Snorkeling with False Killer Whales and Sharks

On day one, on our checkout dive, the water was a bit murky and we were all getting used to our equipment and convincing our brains and bodies that it was okay to take a breath underwater. Throughout the dive, we heard the clicks and whistles of what we assumed were dolphins. As we came to our safety stop, they got louder and more layered. We were all searching the blue for what we presumed were dolphins, but saw nothing as our dive computers counted us down.
Finally, we surfaced and immediately saw the captain of our skiff pointing just ahead of the bow. A fin emerged, and we knew we had found the source of the sounds. Highly excited, we ducked our heads under, and were greeted not by a pod of dolphins, but by false killer whales!
With dive gear still on, we switched to our snorkels as the whales swam all around us. In the pod, there were a couple of young ones swimming close to their mothers’ sides. Soon, we were joined by several silky sharks.
Everywhere we turned there were some sea creatures to see. A shark here, a whale there, and back to a shark at the next turn. Eventually, the pod of false killer whales swam off and the sharks too became disinterested. We made it to the skiff, smiles and laughter and disbelief all around at what we had seen just below the surface of the water at Socorro Islands.

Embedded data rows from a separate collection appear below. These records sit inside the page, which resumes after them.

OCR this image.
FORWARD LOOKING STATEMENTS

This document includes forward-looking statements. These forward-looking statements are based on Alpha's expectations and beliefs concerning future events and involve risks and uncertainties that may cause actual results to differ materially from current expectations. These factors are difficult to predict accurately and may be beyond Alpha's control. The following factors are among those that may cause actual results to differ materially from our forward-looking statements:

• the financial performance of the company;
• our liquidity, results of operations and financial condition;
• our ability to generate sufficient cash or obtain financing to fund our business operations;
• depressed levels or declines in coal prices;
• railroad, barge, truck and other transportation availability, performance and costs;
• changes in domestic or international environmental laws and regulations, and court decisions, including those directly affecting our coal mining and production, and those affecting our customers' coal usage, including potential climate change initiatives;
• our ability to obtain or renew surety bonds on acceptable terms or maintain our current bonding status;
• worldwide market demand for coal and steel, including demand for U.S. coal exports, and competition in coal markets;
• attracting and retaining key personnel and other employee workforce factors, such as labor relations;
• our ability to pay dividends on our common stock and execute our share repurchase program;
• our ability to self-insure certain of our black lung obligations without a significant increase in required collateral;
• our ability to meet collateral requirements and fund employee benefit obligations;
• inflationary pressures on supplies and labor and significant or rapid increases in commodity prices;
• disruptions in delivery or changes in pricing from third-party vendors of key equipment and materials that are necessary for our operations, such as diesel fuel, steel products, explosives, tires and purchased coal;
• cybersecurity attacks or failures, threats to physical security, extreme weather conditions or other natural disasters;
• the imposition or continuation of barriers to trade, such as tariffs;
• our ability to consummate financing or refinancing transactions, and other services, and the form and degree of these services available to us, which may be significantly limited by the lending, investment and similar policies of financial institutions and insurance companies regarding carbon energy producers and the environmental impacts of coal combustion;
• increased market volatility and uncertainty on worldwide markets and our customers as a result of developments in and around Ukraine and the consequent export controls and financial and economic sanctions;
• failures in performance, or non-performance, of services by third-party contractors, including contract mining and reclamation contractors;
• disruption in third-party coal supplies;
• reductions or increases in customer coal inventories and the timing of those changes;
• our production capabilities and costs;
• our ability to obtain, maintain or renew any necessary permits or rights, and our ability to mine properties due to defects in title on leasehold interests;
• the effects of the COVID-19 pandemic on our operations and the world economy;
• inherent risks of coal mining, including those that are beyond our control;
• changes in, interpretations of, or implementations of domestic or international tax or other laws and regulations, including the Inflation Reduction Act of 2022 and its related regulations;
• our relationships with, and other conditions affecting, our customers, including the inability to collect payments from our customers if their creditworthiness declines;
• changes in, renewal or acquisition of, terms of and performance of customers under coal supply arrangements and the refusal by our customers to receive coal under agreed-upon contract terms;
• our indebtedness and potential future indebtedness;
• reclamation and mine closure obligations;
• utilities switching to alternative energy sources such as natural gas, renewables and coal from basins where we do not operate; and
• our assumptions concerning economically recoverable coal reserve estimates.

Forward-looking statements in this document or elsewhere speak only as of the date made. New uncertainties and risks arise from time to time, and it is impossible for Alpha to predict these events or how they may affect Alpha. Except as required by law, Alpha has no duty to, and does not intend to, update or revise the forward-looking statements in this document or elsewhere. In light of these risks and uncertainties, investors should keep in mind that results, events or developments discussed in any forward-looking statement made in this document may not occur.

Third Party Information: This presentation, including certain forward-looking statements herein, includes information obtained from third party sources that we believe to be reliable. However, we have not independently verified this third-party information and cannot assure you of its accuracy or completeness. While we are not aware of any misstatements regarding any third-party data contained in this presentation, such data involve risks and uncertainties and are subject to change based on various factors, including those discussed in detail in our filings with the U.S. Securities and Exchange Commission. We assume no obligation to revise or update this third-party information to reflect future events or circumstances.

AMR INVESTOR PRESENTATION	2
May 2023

Encircled by a Juvenile Whale Shark

On day two, we finished our second dive and made it back to the Nautilus Belle Amie. We had barely removed our wetsuits when a juvenile whale shark was spotted right next to the boat! She had waved the last skiff off an hour before, so we knew she was simply hanging out. With the captain’s permission, a few of us were allowed to jump back in the water with our snorkels, forgoing our wetsuits.
We waited while she finished her lap around the boat. As she made her way to the back, we slipped into the water. She was inquisitive but was not going to allow us to distract her from her activity of repeatedly encircling the boat. As she continued lapping the Belle Amie, we kept going back and forth between the sides and along the back, playing a game of peekaboo as she came back around.
Finally, we left her to her day and had lunch on the top deck of the boat. We were all feeling blessed by the experience of such an intimate encounter.

A Giant Oceanic Manta for Company

Throughout the trip, we had kept our eyes peeled for giant mantas but so far, they had eluded us. However, we hit gold on the third dive of day 3. This time too, it was not when we were diving but after we had finished our dive and had bobbed to the surface.
On the final dive for the day, the visibility was not great, and we were not able to find a manta during the dive, though we saw plenty of vibrant fish, interesting coral, a couple of whitecap reef sharks, and green sea turtles in the area. Just as wrapped up our safety stop, and came to the surface, an oceanic manta suddenly appeared right below us! It did not stay for long, but it was enough to have a glimpse of it as a final send-off for our afternoon.
To our delight, there was more in store for us as night fell on the Pacific Ocean. We were admiring the stars and the perfect crescent moon from the top deck of our boat when my roommate noticed something in the water below. We grabbed our dive lights and headed downstairs, where we got to see silky shark after silky shark caught in the beams and disappear back into the surrounding darkness. Occasionally, we would hear a splash, and suddenly the sharks would swarm the area. Watching them beneath the stars was the icing on the cake as we capped off another remarkable day.

Summing up

The abundance of life at Socorro Islands is truly breathtaking, whether you are at 80 ft, at the surface, or already back on the boat. There is always something spectacular to see and no two experiences are the same. Just keep your eyes open and enjoy the experience.